Zur Weinprobe im vornehmen Ambiente hatte man sich die Unterstützung der von Paul Bocuse gegründeten Vereinigung Europäischer Spitzenköche, „Eurotoques“, geholt. In einer Union des „guten Geschmacks“ wurden Weine in erlesener ökologischer Qualität und Häppchen gereicht.

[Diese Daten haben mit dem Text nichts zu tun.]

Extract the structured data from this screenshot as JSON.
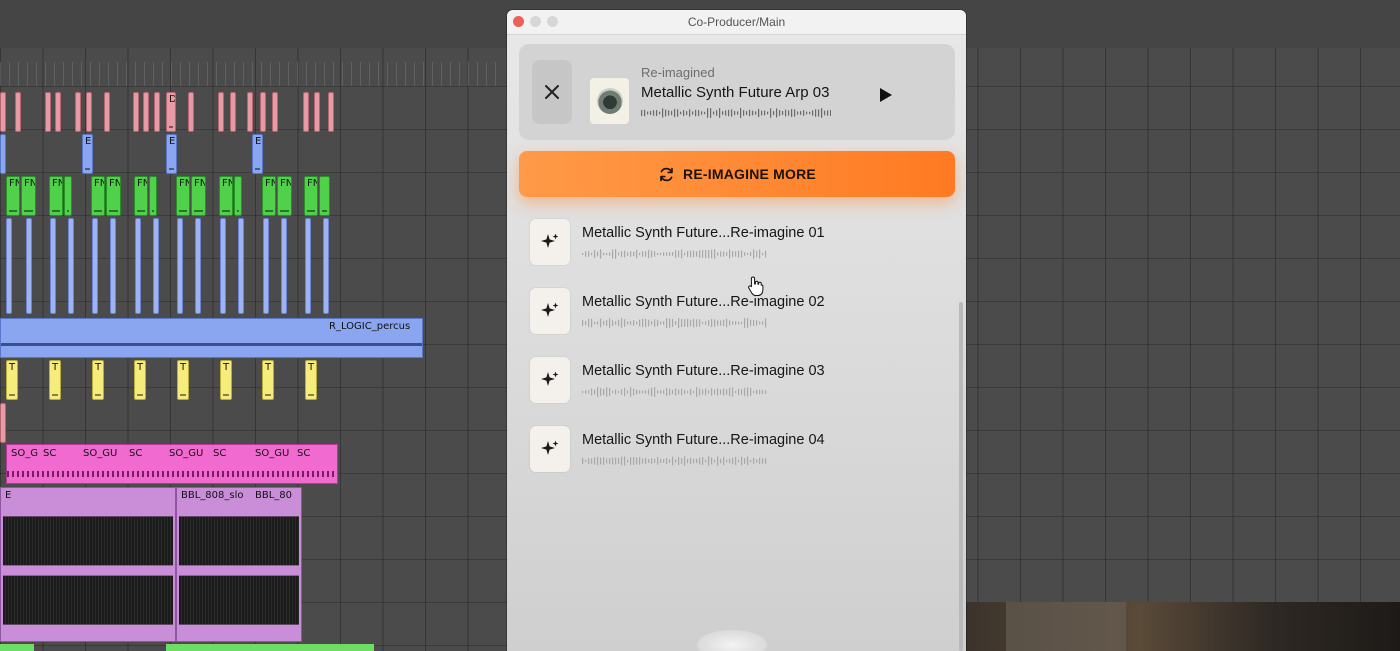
{
  "window": {
    "title": "Co-Producer/Main"
  },
  "now_playing": {
    "label": "Re-imagined",
    "title": "Metallic Synth Future Arp 03"
  },
  "actions": {
    "reimagine_more_label": "RE-IMAGINE MORE"
  },
  "results": [
    {
      "title": "Metallic Synth Future...Re-imagine 01"
    },
    {
      "title": "Metallic Synth Future...Re-imagine 02"
    },
    {
      "title": "Metallic Synth Future...Re-imagine 03"
    },
    {
      "title": "Metallic Synth Future...Re-imagine 04"
    }
  ],
  "daw": {
    "clip_labels": {
      "pink": "D",
      "blue": "E",
      "green": "FN",
      "blue2": "R",
      "logic": "R_LOGIC_percus",
      "yellow": "T",
      "mag_a": "SO_G",
      "mag_b": "SO_GU",
      "mag_c": "SC",
      "mag_d": "S",
      "purple_a": "BBL_808_slo",
      "purple_b": "BBL_80",
      "purple_e": "E"
    }
  },
  "colors": {
    "accent": "#ff8a33",
    "close_light": "#ee5f57"
  }
}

„Wir können uns mit den großen Weinen messen“, verkündete die Geschäftsführerin vom Bundesverband Ökogischer Weinbau (BÖW), Marianne Knab. Inzwischen habe sich der ökologische Wein auch offizielle Anerkennung gesichert. Auf der Intervitis, wo sich traditionell deutsche Weinbaugebiete mit ihren besten Weinen präsentieren, waren in diesem Jahr bei vier Regionen auch Ökoweine vertreten. Der französische Weinguide Gault-Millau führt in seiner 98er Ausgabe immerhin 13 deutsche Ökowein-Betriebe auf. „Das zeigt, daß Ökoweinbau und Weinqualität sich nicht widersprechen“, meint Randolf Kauer, der von der Gault-Millau-Jury mit seinem Weingut am Mittelrhein immerhin 16 von 20 möglichen Punkten erhielt.

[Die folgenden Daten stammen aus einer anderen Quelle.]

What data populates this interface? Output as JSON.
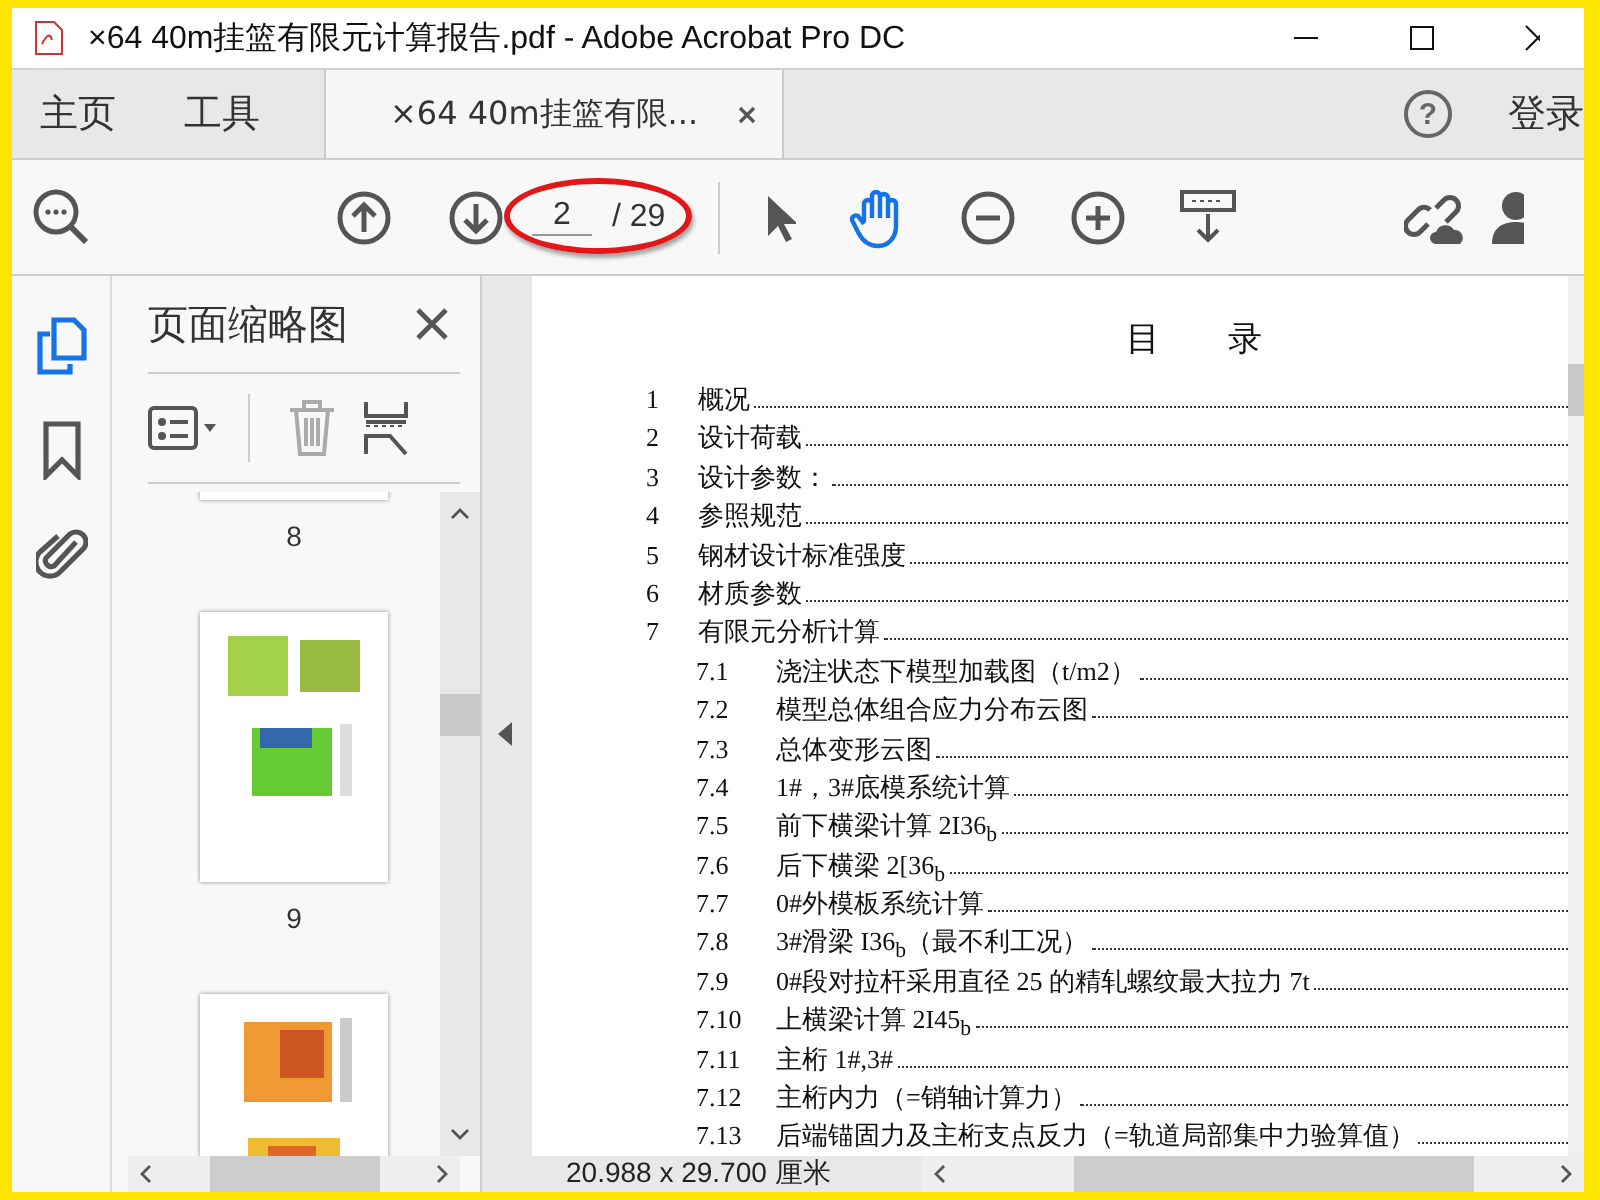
{
  "window": {
    "title": "×64 40m挂篮有限元计算报告.pdf - Adobe Acrobat Pro DC"
  },
  "tabs": [
    {
      "label": "主页",
      "selected": false,
      "kind": "nav"
    },
    {
      "label": "工具",
      "selected": false,
      "kind": "nav"
    },
    {
      "label": "×64 40m挂篮有限...",
      "selected": true,
      "kind": "document"
    }
  ],
  "help": {
    "label": "?"
  },
  "account": {
    "label": "登录"
  },
  "page_nav": {
    "current": "2",
    "total": "/ 29"
  },
  "tools": [
    {
      "kind": "select",
      "selected": false
    },
    {
      "kind": "hand",
      "selected": true
    }
  ],
  "rail": [
    {
      "kind": "pages",
      "selected": true
    },
    {
      "kind": "bookmarks",
      "selected": false
    },
    {
      "kind": "attachments",
      "selected": false
    }
  ],
  "thumbnail_panel": {
    "title": "页面缩略图",
    "thumbnails": [
      {
        "kind": "bottom",
        "label": "8"
      },
      {
        "kind": "full",
        "label": "9"
      },
      {
        "kind": "top"
      }
    ]
  },
  "document": {
    "heading": "目　　录",
    "toc": [
      {
        "number": "1",
        "text": "概况"
      },
      {
        "number": "2",
        "text": "设计荷载"
      },
      {
        "number": "3",
        "text": "设计参数："
      },
      {
        "number": "4",
        "text": "参照规范"
      },
      {
        "number": "5",
        "text": "钢材设计标准强度"
      },
      {
        "number": "6",
        "text": "材质参数"
      },
      {
        "number": "7",
        "text": "有限元分析计算",
        "children": [
          {
            "number": "7.1",
            "text": "浇注状态下模型加载图（t/m2）"
          },
          {
            "number": "7.2",
            "text": "模型总体组合应力分布云图"
          },
          {
            "number": "7.3",
            "text": "总体变形云图"
          },
          {
            "number": "7.4",
            "text": "1#，3#底模系统计算"
          },
          {
            "number": "7.5",
            "text": "前下横梁计算 2I36$_{b}$"
          },
          {
            "number": "7.6",
            "text": "后下横梁 2[36$_{b}$"
          },
          {
            "number": "7.7",
            "text": "0#外模板系统计算"
          },
          {
            "number": "7.8",
            "text": "3#滑梁 I36$_{b}$（最不利工况）"
          },
          {
            "number": "7.9",
            "text": "0#段对拉杆采用直径 25 的精轧螺纹最大拉力 7t"
          },
          {
            "number": "7.10",
            "text": "上横梁计算 2I45$_{b}$"
          },
          {
            "number": "7.11",
            "text": "主桁 1#,3#"
          },
          {
            "number": "7.12",
            "text": "主桁内力（=销轴计算力）"
          },
          {
            "number": "7.13",
            "text": "后端锚固力及主桁支点反力（=轨道局部集中力验算值）"
          }
        ]
      }
    ]
  },
  "status_bar": {
    "page_size": "20.988 x 29.700 厘米"
  }
}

Der Qualitätssprung des Ökoweins wird vor allem darauf zurückgeführt, daß die Kunst der Weinkellerei heute mehr gepflegt werden kann. Früher, so Kauer, habe für viele Ökowinzer das Know-how des umweltschonenden Anbaus im Vordergrund gestanden. „Es nutzt jedoch nichts, wenn im Weinkeller verbockt wird, was zuvor draußen im Wingert gut gemacht worden war“, sagt Randolf Kauer, der ebenfalls wissenschaftlicher Mitarbeiter am Weinbauinstitut in Geisenheim ist.

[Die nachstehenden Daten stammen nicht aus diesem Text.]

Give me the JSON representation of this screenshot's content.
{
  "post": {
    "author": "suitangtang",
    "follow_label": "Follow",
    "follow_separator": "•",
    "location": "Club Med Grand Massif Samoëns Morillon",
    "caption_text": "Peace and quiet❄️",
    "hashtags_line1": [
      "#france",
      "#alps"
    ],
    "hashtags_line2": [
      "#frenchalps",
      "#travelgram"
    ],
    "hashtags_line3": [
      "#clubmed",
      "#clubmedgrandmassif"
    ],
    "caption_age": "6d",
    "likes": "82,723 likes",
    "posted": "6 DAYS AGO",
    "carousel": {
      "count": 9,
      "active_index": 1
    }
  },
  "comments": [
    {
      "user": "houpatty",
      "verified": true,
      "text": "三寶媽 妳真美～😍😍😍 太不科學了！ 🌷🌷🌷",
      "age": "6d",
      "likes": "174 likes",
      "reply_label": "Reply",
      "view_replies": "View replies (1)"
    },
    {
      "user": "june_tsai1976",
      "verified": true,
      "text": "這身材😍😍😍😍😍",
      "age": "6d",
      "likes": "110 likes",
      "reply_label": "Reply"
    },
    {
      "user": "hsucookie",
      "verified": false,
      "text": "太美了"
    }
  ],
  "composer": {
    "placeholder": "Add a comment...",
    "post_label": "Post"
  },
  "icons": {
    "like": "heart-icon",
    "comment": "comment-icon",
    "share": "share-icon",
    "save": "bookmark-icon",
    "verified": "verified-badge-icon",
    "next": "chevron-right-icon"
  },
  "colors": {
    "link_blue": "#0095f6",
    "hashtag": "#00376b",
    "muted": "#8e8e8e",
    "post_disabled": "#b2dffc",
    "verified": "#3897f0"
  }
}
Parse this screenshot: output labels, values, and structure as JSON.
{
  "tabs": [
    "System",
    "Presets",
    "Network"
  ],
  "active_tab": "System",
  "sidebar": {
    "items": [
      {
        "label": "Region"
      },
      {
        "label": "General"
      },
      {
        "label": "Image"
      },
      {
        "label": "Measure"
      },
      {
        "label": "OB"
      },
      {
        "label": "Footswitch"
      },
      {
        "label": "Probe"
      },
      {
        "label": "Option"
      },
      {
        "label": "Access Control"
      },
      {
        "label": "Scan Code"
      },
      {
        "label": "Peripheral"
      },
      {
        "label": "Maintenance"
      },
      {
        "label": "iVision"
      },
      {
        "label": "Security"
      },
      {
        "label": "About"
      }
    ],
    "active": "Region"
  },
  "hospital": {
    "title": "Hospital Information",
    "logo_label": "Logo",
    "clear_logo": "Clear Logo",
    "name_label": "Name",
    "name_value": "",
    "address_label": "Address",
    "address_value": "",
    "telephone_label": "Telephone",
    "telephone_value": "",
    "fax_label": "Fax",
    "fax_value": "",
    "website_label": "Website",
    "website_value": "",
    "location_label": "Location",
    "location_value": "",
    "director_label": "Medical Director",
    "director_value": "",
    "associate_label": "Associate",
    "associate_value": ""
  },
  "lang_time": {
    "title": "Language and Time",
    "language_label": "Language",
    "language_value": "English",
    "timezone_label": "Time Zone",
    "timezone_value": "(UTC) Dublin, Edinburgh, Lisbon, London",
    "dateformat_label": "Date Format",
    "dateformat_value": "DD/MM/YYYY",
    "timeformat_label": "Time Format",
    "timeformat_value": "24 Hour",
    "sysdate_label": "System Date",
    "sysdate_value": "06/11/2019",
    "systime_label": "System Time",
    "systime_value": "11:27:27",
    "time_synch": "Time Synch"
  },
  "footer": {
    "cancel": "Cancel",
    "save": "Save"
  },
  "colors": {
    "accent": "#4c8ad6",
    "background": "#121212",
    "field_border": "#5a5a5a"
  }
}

Er warnt vor der Behauptung, ökologischer Wein sei für den Menschen gesünder als konventioneller Wein. Da der Großteil der Schadstoffe ohnehin in den Preßrückständen zurückbleibt, sind im gefilterten Wein kaum Unterschiede auszumachen. Das hatten auch Rückstandsuntersuchungen in Geisenheim ergeben.

Sorgen bereitet den Ökoweinbauverbänden zur Zeit, daß die Branche in den letzten Jahren kaum gewachsen ist. Zu den rund 300 Weinbaubetrieben, die in Deutschland etwa 1.500 Hektar ökologisch bewirtschaften, kamen kaum neue hinzu – der Anteil der Ökowingerten an der bundesweiten Weinbaufläche stagniert bei 1,5 Prozent. „Der Markt muß erst erschlossen werden, dazu gehört viel Überzeugungsarbeit“, erklärt Marianne Knab. Immerhin jede zweite Flasche Ökowein, die hierzulande über den Ladentisch geht, wird importiert. Die deutschen Ökobetriebe bleiben jedoch keineswegs auf ihrer Ware sitzen: „Viele Betriebe sind nahezu ausverkauft“, hieß es am Freitag in Stuttgart.